Real Madrid have been frustrated all summer by the astute and often deliberately difficult transfer negotiation tactics of Spurs chairman Daniel Levy.
Levy already had a reputation across England as being the man who drives the hardest bargain in football - and if teams in Europe were in any doubt, his recent deals selling Luka Modric and Gareth Bale to Real Madrid will have confirmed his status on the continent.
Manchester United have obviously felt this wrath before. Levy made them push all the way to bring in Dimitar Berbatov and Michael Carrick - but if they thought that Athletic Bilbao would be comparative pushovers, they were wrong.
Manchester United made an approach for Bilbao’s creative midfielder Ander Herrera in the week, and are expected to make another bid for the player on Deadline Day.
But if you thought Daniel Levy drove a hard bargain, you have not heard of Bilbao president Josu Urrutia.
The difference between the pair is that Urrutia is not necessarily interested in just making money.
Urrutia is a one-club man, born and raised in the Athletic Bilbao mould; he is a man of principle - Bilbao principles - and he played for the club for 17 years.

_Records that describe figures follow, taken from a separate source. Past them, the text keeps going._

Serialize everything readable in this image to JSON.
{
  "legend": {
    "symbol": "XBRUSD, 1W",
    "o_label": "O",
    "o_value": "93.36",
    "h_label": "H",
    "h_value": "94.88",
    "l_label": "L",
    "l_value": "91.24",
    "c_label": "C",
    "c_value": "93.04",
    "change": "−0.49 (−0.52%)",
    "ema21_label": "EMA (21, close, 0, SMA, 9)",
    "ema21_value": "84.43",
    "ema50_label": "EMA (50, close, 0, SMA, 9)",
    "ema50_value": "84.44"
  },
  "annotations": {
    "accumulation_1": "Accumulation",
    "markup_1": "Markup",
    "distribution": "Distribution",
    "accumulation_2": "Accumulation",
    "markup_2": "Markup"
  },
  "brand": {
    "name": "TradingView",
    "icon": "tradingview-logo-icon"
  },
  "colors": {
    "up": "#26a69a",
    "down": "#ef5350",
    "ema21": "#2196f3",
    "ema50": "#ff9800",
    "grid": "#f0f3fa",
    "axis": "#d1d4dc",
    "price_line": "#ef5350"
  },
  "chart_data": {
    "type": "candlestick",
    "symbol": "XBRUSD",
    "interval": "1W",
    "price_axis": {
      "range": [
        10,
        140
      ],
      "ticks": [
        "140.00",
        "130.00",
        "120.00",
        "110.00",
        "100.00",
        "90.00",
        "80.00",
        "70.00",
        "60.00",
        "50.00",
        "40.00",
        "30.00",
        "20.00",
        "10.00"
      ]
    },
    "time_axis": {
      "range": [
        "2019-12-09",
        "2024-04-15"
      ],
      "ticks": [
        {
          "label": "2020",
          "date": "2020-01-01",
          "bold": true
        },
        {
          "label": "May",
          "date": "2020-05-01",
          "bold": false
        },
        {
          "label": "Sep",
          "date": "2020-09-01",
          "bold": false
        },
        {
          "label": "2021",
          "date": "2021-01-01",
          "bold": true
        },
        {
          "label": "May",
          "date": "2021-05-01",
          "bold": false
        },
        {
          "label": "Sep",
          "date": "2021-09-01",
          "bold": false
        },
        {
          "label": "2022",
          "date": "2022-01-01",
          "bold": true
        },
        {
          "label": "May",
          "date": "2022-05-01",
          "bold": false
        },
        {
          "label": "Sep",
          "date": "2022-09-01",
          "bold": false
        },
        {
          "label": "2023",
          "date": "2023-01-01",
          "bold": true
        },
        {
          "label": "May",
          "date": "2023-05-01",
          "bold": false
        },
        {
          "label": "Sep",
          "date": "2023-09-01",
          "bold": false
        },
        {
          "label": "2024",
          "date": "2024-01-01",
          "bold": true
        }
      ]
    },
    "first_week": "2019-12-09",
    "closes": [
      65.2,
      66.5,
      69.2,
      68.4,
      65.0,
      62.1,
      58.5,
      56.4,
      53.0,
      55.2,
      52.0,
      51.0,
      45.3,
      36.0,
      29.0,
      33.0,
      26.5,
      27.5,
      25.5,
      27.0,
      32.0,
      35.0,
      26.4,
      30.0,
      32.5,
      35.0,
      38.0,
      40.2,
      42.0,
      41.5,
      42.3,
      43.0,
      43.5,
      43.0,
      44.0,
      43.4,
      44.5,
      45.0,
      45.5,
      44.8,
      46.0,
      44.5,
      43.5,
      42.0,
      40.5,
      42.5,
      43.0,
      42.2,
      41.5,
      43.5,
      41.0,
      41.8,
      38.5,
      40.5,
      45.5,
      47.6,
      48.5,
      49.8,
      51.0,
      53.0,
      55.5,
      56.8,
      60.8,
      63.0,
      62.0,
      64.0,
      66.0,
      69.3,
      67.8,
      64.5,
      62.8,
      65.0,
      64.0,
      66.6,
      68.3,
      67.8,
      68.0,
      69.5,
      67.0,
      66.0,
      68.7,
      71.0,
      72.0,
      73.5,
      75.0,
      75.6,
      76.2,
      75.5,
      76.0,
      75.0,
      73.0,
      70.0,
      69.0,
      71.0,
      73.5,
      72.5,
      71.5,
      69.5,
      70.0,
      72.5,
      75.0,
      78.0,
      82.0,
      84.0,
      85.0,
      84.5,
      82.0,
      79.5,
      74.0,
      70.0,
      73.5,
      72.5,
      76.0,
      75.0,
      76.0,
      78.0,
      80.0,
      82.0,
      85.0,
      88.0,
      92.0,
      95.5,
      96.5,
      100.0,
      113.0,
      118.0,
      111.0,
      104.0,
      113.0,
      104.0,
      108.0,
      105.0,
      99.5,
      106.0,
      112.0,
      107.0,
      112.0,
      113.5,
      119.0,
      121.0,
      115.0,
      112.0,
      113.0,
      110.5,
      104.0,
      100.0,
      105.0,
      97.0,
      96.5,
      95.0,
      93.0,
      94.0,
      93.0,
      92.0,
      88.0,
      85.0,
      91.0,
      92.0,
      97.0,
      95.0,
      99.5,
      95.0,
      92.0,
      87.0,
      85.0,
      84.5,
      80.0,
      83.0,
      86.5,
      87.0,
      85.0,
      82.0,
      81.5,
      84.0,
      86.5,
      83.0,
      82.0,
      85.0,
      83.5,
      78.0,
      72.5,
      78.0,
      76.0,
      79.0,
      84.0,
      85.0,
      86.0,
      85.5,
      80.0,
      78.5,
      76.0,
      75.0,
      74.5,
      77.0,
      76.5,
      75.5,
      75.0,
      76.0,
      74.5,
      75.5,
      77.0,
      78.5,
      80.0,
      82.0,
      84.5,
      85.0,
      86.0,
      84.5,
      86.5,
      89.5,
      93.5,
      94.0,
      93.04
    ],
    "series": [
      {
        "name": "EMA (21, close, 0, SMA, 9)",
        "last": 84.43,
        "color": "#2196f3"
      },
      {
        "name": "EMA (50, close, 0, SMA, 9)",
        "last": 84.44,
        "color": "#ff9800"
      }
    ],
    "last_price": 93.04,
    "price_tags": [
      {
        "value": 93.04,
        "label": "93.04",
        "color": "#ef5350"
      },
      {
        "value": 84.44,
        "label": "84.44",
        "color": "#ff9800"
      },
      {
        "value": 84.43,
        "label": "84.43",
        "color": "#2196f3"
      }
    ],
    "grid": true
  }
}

The club is built around doctrines of ‘us versus them’ and last summer they proved just that in the transfer market.
They pushed Bayern Munich to the brink to sign Javi Martinez in 2012. Bayern had to pay his buyout clause of €40 million to snap him up, despite trying numerous lower offers.
The club also happily turned down lucrative offers for Fernando Llorente and Fernando Amorebieta last summer, preferring instead to let them leave for nothing this summer.
At Bilbao, contracts and a persons’ word are sacred, and most of the first team stars at the San Mames have buy-out clauses in their deals.
Herrera is believed to be no different, and until that clause is met (£30.75m) and Herrera personally tells Urrutia he wants to leave - he will be going nowhere.
And going on history, you can take that as verbatim.
Because Urrutia, who has been Bilbao president since 2011, is the only man who can claim to be a tougher negotiator than Daniel Levy in European football.